With its common language, favorable exchange rates, lower cost of doing business, substantial film infrastructure, relative minor additional location costs and more friendly business environment, even without government financial incentives, it is an attractive destination for film production. But with the added bonus of financing 10% of your budget just for shooting there, plus probably another 10% in terms of cost savings alone over places like LA or NY, and even higher benefits available if one the production can avail itself of the “content” benefits, given how difficult it is to find that last 10% to 20% of a film’s financing, its not a surprise that Canada leads the pack in indie film production. So is it any surprise that most US telefilms (cable or network), as well as a majority of indie films with production budgets over US$1 million, are shot in Canada.
And yes, its even possible, through qualified co-productions, to combine Canadian benefits with other benefits, such as a UK/Canadian co-production which can garner a 25% budget benefit, in exchange for compliance with very stringent content rules.
So how does that US$10 million budgeted thriller get made using these various current financing methods? If shot in Luxembourg with the post in the UK and financed with German film funds, with sufficient name cast to garner a few presales and support the gap estimates, the following would be plausible:
(a) Pre-sales-$2.0 million.
(b) Bank GAP financing-$2.0 million.
(c) UK sale-leaseback proceeds-$1.0 million.
(d) German Equity funds (net benefit)-$3.5 million.
(e) Luxembourg tax shelter benefits = $1.5 million.

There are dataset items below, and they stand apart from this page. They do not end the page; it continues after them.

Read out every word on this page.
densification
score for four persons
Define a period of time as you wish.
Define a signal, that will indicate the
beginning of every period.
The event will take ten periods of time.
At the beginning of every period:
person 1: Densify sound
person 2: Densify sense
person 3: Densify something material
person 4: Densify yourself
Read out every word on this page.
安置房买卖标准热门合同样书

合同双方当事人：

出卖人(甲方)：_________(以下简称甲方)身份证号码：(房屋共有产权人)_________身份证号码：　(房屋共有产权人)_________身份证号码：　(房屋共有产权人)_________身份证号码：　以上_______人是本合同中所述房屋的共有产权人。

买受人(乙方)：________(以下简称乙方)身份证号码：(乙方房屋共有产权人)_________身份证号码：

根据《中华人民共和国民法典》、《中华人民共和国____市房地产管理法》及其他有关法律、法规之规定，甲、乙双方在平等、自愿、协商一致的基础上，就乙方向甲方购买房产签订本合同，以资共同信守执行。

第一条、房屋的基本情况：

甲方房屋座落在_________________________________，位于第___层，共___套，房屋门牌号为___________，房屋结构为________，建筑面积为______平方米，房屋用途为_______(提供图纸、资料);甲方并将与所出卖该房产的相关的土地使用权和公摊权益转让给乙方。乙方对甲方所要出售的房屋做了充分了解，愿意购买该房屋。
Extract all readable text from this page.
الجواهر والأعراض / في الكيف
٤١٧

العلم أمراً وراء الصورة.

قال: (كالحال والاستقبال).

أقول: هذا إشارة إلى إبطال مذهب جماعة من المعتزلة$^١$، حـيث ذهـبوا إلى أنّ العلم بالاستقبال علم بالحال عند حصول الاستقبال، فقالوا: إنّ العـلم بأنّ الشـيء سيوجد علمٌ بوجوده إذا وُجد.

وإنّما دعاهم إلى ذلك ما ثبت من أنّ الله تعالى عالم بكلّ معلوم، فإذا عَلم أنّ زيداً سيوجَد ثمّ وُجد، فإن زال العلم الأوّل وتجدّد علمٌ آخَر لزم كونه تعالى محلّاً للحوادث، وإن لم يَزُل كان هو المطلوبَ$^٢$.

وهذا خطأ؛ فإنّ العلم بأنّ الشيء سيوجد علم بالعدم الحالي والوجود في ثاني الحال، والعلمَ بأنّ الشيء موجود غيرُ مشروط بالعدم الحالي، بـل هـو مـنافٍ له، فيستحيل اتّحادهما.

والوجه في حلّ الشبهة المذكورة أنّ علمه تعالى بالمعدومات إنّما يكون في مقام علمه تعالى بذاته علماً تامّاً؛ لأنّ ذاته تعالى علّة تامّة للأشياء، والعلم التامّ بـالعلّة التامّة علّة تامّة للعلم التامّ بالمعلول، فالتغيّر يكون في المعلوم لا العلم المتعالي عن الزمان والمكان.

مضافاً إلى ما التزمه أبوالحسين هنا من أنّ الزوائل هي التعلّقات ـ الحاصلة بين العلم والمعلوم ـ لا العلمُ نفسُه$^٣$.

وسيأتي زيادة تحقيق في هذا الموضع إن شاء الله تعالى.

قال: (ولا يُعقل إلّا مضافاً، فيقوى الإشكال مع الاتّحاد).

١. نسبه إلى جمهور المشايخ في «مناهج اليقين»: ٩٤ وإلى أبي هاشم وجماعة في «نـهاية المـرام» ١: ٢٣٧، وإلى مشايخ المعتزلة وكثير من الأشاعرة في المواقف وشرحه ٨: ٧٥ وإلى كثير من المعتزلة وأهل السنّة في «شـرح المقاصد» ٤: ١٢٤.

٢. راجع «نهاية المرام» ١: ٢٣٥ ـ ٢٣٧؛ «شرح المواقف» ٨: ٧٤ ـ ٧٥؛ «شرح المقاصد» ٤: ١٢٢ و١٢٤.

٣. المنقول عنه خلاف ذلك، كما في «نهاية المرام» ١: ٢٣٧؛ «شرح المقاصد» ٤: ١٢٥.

The same principals that are outlined above with respect to a $10 million feature can also equally apply to a $1.2 million feature. However, at the lower budget level, the cost of accessing European benefits becomes prohibitive. On the other hand, its likely that the presales will be a larger portion of the budget since its easier to pull together a number of smaller sales, say $300,000. With Canadian benefits of $250,000 (assuming content), plus gap financing of $250,000 and net German or other equity funding of $400,000, you are there.
So pack your bags, smile for the passport photo, brush up on your German and French and stock up on the Valium and Rogaine, but with some patience, creativity and luck, your UK-Canadian-British-Luxembourg-German-French co-production of that action - coming of age - romance about corruption in the LAPD you have been dying to make is just a Shilling throw’s away.